Von Reinhard J. Brembeck

Mittsommernacht irgendwo in den russischen Wäldern. Zwischen den Kiefern stehen Bungalows und ein Caravan. Einige Dutzend vorwiegend junger Menschen haben sich hier getroffen, um in Folklorekostümen ein bisschen Altrussland zu beschwören und den Sommerbeginn zu zelebrieren. Ihr Chef ist ein nicht immer nur gemütlicher Alter, der sich als Hobbymaler produziert und den Zaren gibt, obwohl er allenfalls zum Popanz taugt. Das Ganze wirkt unbedarft wie eine Mischung aus Pfadfinderei und Heimatverein, gute Laune und Optimismus haben oberste Priorität.

Snegourotschka hat keins von beidem. Sie ist jung und hübsch, aber genauso schüchtern und also Außenseiterin. In der Pariser Neuinszenierung der gleichnamigen, 1882 herausgekommenen und nur selten gespielten Oper von Nikolaj Rimski-Korsakow gibt Aida Garifullina die Snegourotschka, die - so heißt das Stück in Paris - "Fille de neige", das Mädchen aus Schnee. Aida Garifullina, die gerade zu einer ganz großen Karriere abhebt, bedeutet Natürlichkeit, ganz großen Charme und noch viel größeres Glück. Ihre Stimme schwingt sich völlig frei und ohne Angst auf, sie zeichnet die Phrasen fein, beweglich und mit lockenden Pastelltönen. Melancholie ist ihr genauso wenig fremd wie Schmerz, Jauchzen, Zweifel, Düsternis, Naivität.

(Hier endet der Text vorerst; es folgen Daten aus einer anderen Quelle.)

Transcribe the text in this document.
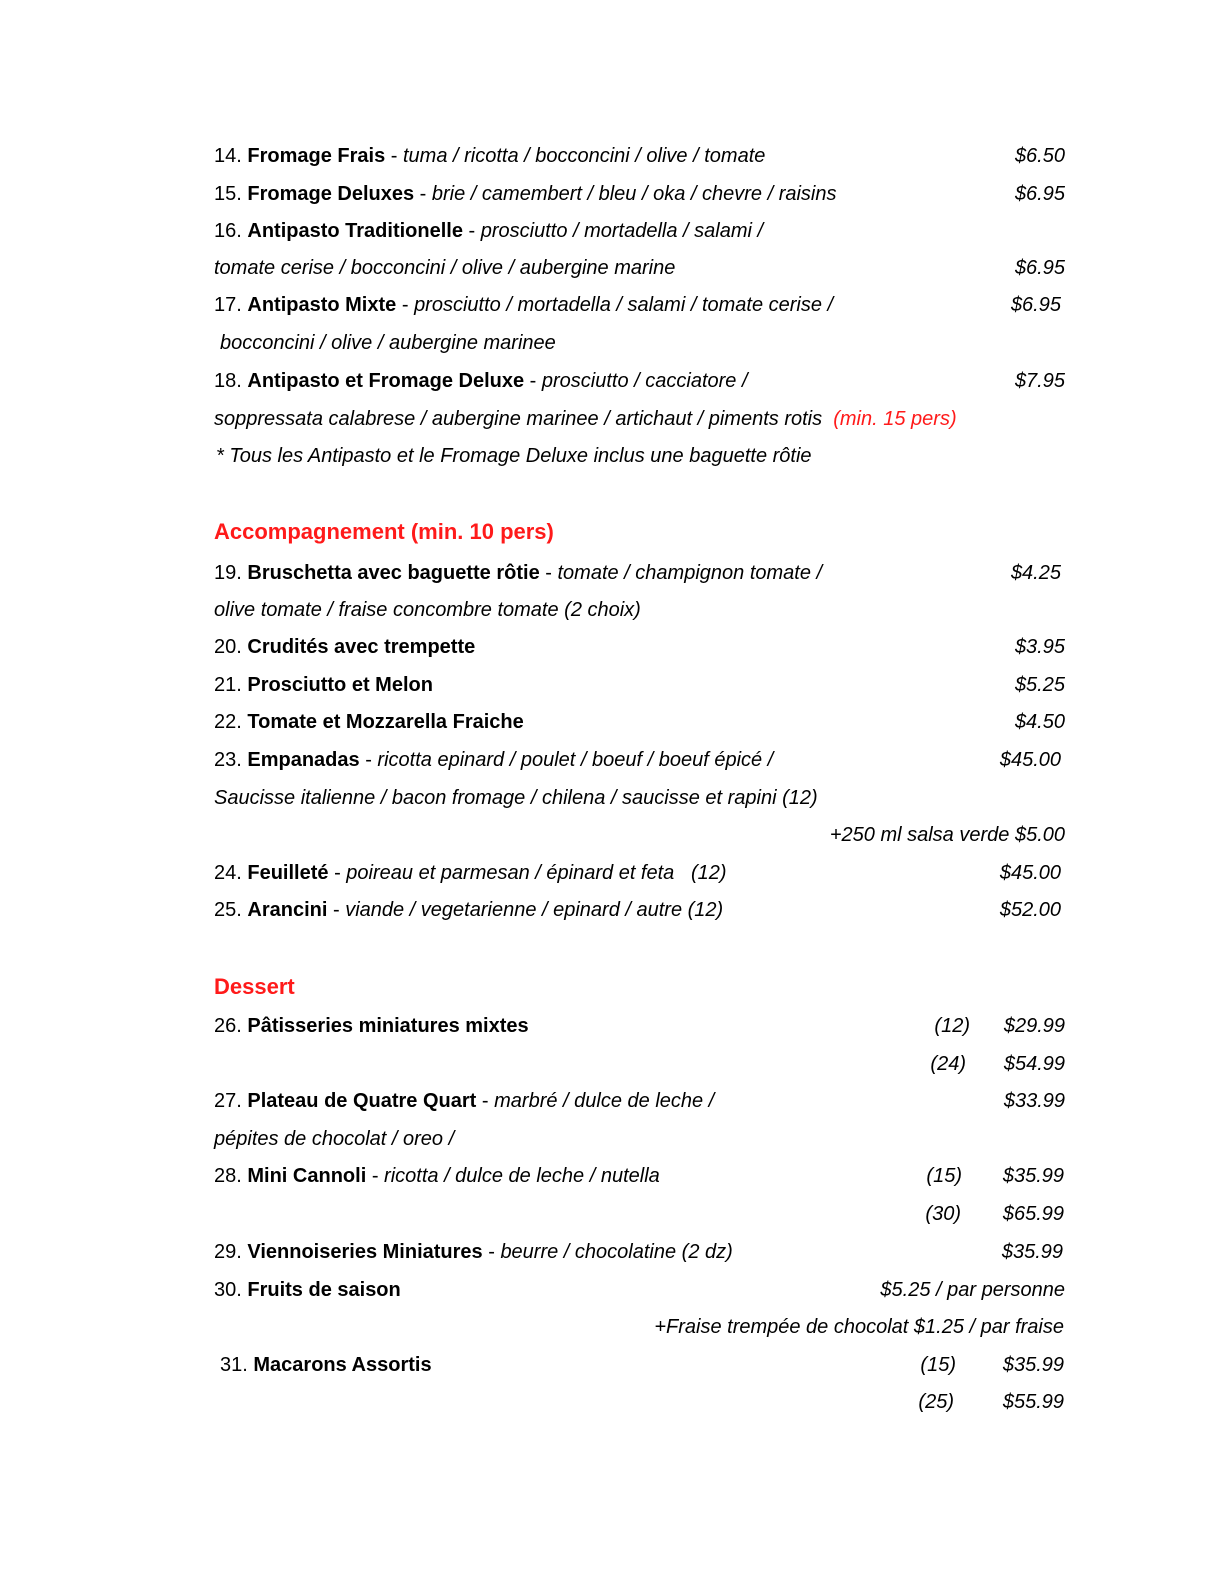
14. Fromage Frais - tuma / ricotta / bocconcini / olive / tomate	$6.50
15. Fromage Deluxes - brie / camembert / bleu / oka / chevre / raisins	$6.95
16. Antipasto Traditionelle - prosciutto / mortadella / salami /
tomate cerise / bocconcini / olive / aubergine marine	$6.95
17. Antipasto Mixte - prosciutto / mortadella / salami / tomate cerise /	$6.95
bocconcini / olive / aubergine marinee
18. Antipasto et Fromage Deluxe - prosciutto / cacciatore /	$7.95
soppressata calabrese / aubergine marinee / artichaut / piments rotis (min. 15 pers)
* Tous les Antipasto et le Fromage Deluxe inclus une baguette rôtie
Accompagnement (min. 10 pers)
19. Bruschetta avec baguette rôtie - tomate / champignon tomate /	$4.25
olive tomate / fraise concombre tomate (2 choix)
20. Crudités avec trempette	$3.95
21. Prosciutto et Melon	$5.25
22. Tomate et Mozzarella Fraiche	$4.50
23. Empanadas - ricotta epinard / poulet / boeuf / boeuf épicé /	$45.00
Saucisse italienne / bacon fromage / chilena / saucisse et rapini (12)
+250 ml salsa verde $5.00
24. Feuilleté - poireau et parmesan / épinard et feta (12)	$45.00
25. Arancini - viande / vegetarienne / epinard / autre (12)	$52.00
Dessert
26. Pâtisseries miniatures mixtes	(12) $29.99
(24) $54.99
27. Plateau de Quatre Quart - marbré / dulce de leche /	$33.99
pépites de chocolat / oreo /
28. Mini Cannoli - ricotta / dulce de leche / nutella	(15) $35.99
(30) $65.99
29. Viennoiseries Miniatures - beurre / chocolatine (2 dz)	$35.99
30. Fruits de saison	$5.25 / par personne
+Fraise trempée de chocolat $1.25 / par fraise
31. Macarons Assortis	(15) $35.99
(25) $55.99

Melancholie ist Aida Garifullina genauso wenig fremd wie Jauchzen, Zweifel, Düsternis

In ihrem weißen Unschuldskleid streift Aida Garifullinas Snegourotschka durch das vergnügliche Treiben auf dem Camp, von all dem angelockt, aber immer reserviert. Nur wenn sie sich unbeobachtet glaubt, dann glühen ihre Phrasen von jener Leidenschaft, die sie ihrem Idol Lel erst ganz am Ende und viel zu spät von Angesicht zu Angesicht zu gestehen wagt. Lel, das ist der langhaarige Vorsänger der Mittsommernächtler, Lel ist Popidol und Frauenliebling. Seine Lieder sind so ganz anders als die der anderen in dieser Oper. Sie sind ein Überbleibsel alter mittelalterlicher und folkloristischer Tonsysteme, voller Melancholie, Schlichtheit und Sehnsucht. Aus ihnen klingt das Versprechen auf jenes fiktive Leben im Einklang mit der Natur, das hier alle suchen.

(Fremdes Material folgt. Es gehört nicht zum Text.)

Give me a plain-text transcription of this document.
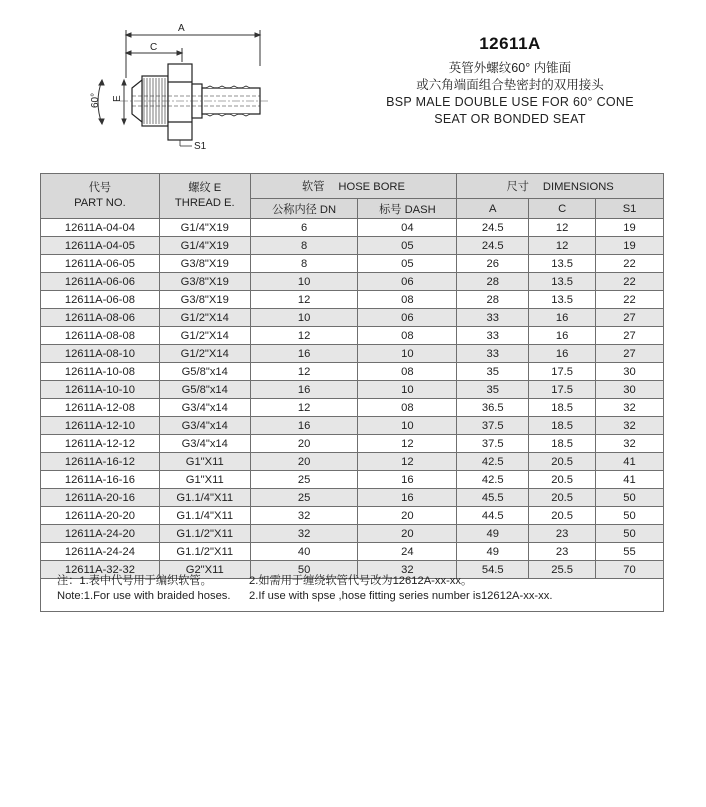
A
C
E
60°
S1
12611A
英管外螺纹60° 内锥面
或六角端面组合垫密封的双用接头
BSP MALE DOUBLE USE FOR 60° CONE
SEAT OR BONDED SEAT
代号
PART NO.	螺纹 E
THREAD E.	软管 HOSE BORE		尺寸 DIMENSIONS		
		公称内径 DN	标号 DASH	A	C	S1
12611A-04-04	G1/4"X19	6	04	24.5	12	19
12611A-04-05	G1/4"X19	8	05	24.5	12	19
12611A-06-05	G3/8"X19	8	05	26	13.5	22
12611A-06-06	G3/8"X19	10	06	28	13.5	22
12611A-06-08	G3/8"X19	12	08	28	13.5	22
12611A-08-06	G1/2"X14	10	06	33	16	27
12611A-08-08	G1/2"X14	12	08	33	16	27
12611A-08-10	G1/2"X14	16	10	33	16	27
12611A-10-08	G5/8"x14	12	08	35	17.5	30
12611A-10-10	G5/8"x14	16	10	35	17.5	30
12611A-12-08	G3/4"x14	12	08	36.5	18.5	32
12611A-12-10	G3/4"x14	16	10	37.5	18.5	32
12611A-12-12	G3/4"x14	20	12	37.5	18.5	32
12611A-16-12	G1"X11	20	12	42.5	20.5	41
12611A-16-16	G1"X11	25	16	42.5	20.5	41
12611A-20-16	G1.1/4"X11	25	16	45.5	20.5	50
12611A-20-20	G1.1/4"X11	32	20	44.5	20.5	50
12611A-24-20	G1.1/2"X11	32	20	49	23	50
12611A-24-24	G1.1/2"X11	40	24	49	23	55
12611A-32-32	G2"X11	50	32	54.5	25.5	70
注：1.表中代号用于编织软管。	2.如需用于缠绕软管代号改为12612A-xx-xx。
Note:1.For use with braided hoses.	2.If use with spse ,hose fitting series number is12612A-xx-xx.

Völlig verloren: Aida Grifullina als Snegourotschka. (Foto: Elisa Haberer)

An der Pariser Bastille-Oper gibt nicht wie üblich eine Altistin den Lel, sondern der Countertenor Yuriy Mynenko. Countertenöre sind in der Barockoper Standard, in romantischen Opern aber bejubelte Sensation. Die Entscheidung für den so charmant wie sicher und tonschön singenden Mynenko ist ein grandioser Coup. Unterstreicht dessen Falsettieren in der hohen Lage doch Lels Ausnahmerolle als Künstler in der Gemeinschaft.

Snegourotschka wie Lel sind Außenseiter. Sie wären das perfekte Paar. Doch während sie nur Lel will, will er die ganze Gesellschaft. Mit der schüchternen Snegourotschka, die noch halb Kind und erst halb Frau ist, kann er nichts anfangen. Er erobert stattdessen die erotisch erfahrene Koupava, die Martina Serafin als eine handfest im Leben stehende Frau zeichnet, die auch die Herrin sein will über ihre Sexualität. Weshalb sie auch von dem Geldsack und Obermacho Mizguir umgehend abserviert wird, als er Snegourotschka erstmals sieht.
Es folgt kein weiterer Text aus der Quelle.